What are we doing to tackle this climate emergency?

Across the UK Wildlife Trusts are working to protect and restore habitats. We tackle this climate and ecological emergency every day and lead work on solutions wherever we can, but we all need to work together for a healthy natural world.

Our #WilderFuture campaign calls for a Nature Recovery Network in law. This would stop the damage and expand and re-connect isolated habitats. Rather than just protecting small areas of land, this would enable wildlife to recover and thrive. We need world-leading legislation for nature’s recovery.

Read Sarah Kessell, CEO of The Wildlife Trust of South and West Wales’ blog about what a Wilder Future means and how we can get there.

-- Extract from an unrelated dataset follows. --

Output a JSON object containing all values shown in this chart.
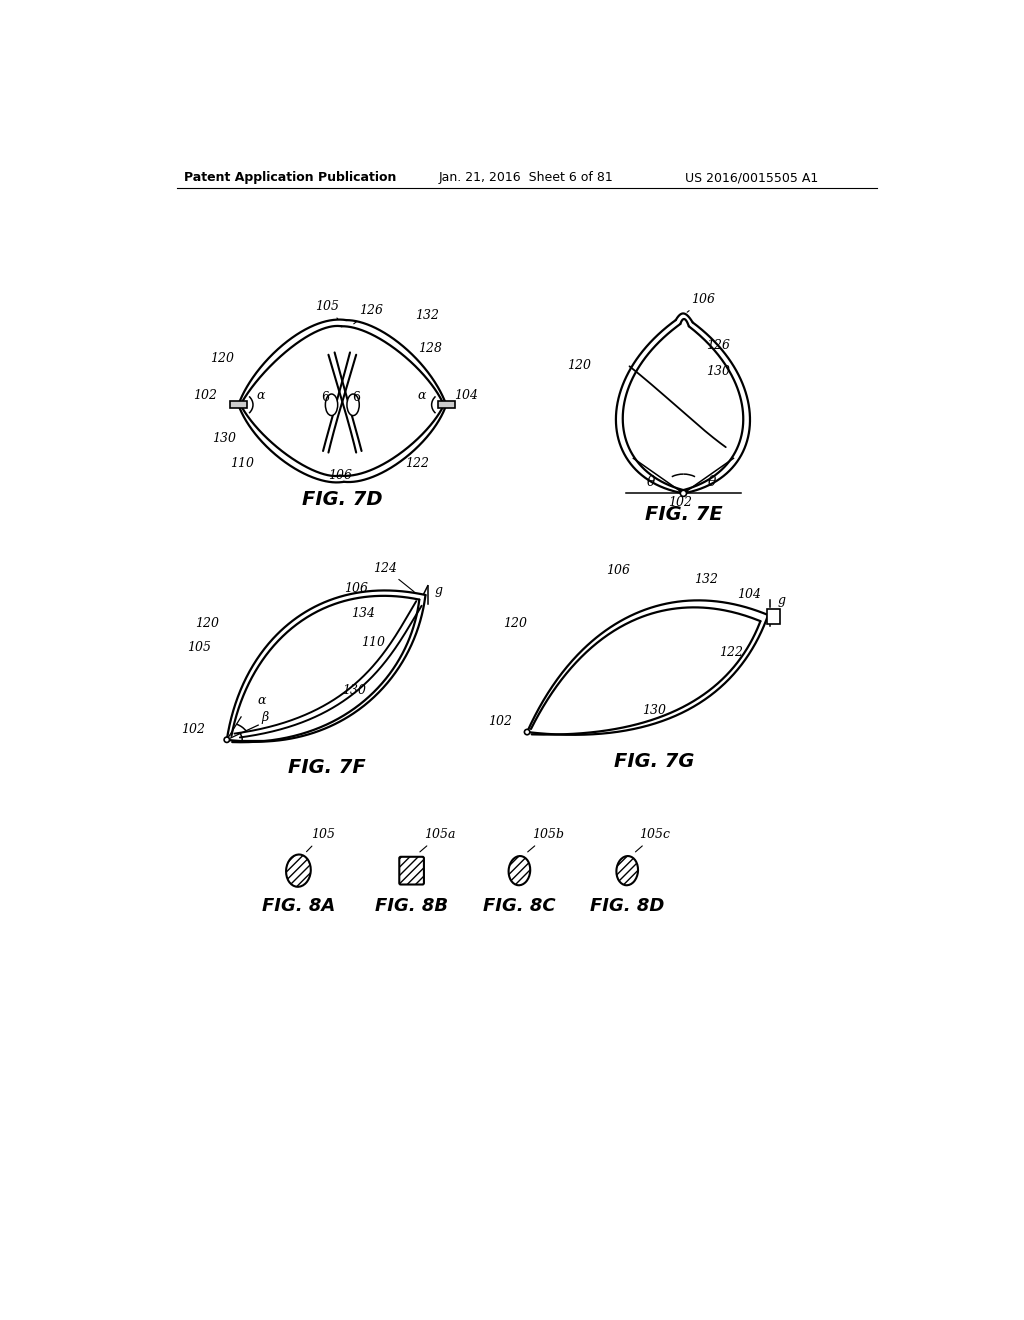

First Minister Mark Drakeford visits Skomer Island, to talk about the impact of the climate crisis on seabirds and marine wildlife

We have a number of ongoing projects that aim to deal with environmental crises at landscape scales:

Living Landscapes Project

Pumlumon landscape

Mid Wales Red Squirrel Project

Mid Wales Red Squirrels

Upper Tawe Valley

How can you help?

Join our campaign for a #WilderFuture and write your message to your MP. We will be sharing these messages with MPs to demonstrate the desire and need for urgent action from constituents across the UK.

Be a part of the movement for change. Make a difference today.

What is our position on the climate strikes?

The Wildlife Trusts fully support people across the UK who feel compelled to demonstrate their concern. We face heartbreak daily as we see the wildlife we love lost time and time again.  As a movement, The Wildlife Trusts stand united with all those who share our belief that nature is valuable in its own right as well as being essential to our existence.

Since we work for a Wilder Future every day we will not be actively striking. However, the Wildlife Trusts will be present at local events, and playing our part in this powerful movement for change.  We must raise the profile of the crisis we face and we can offer powerful solutions.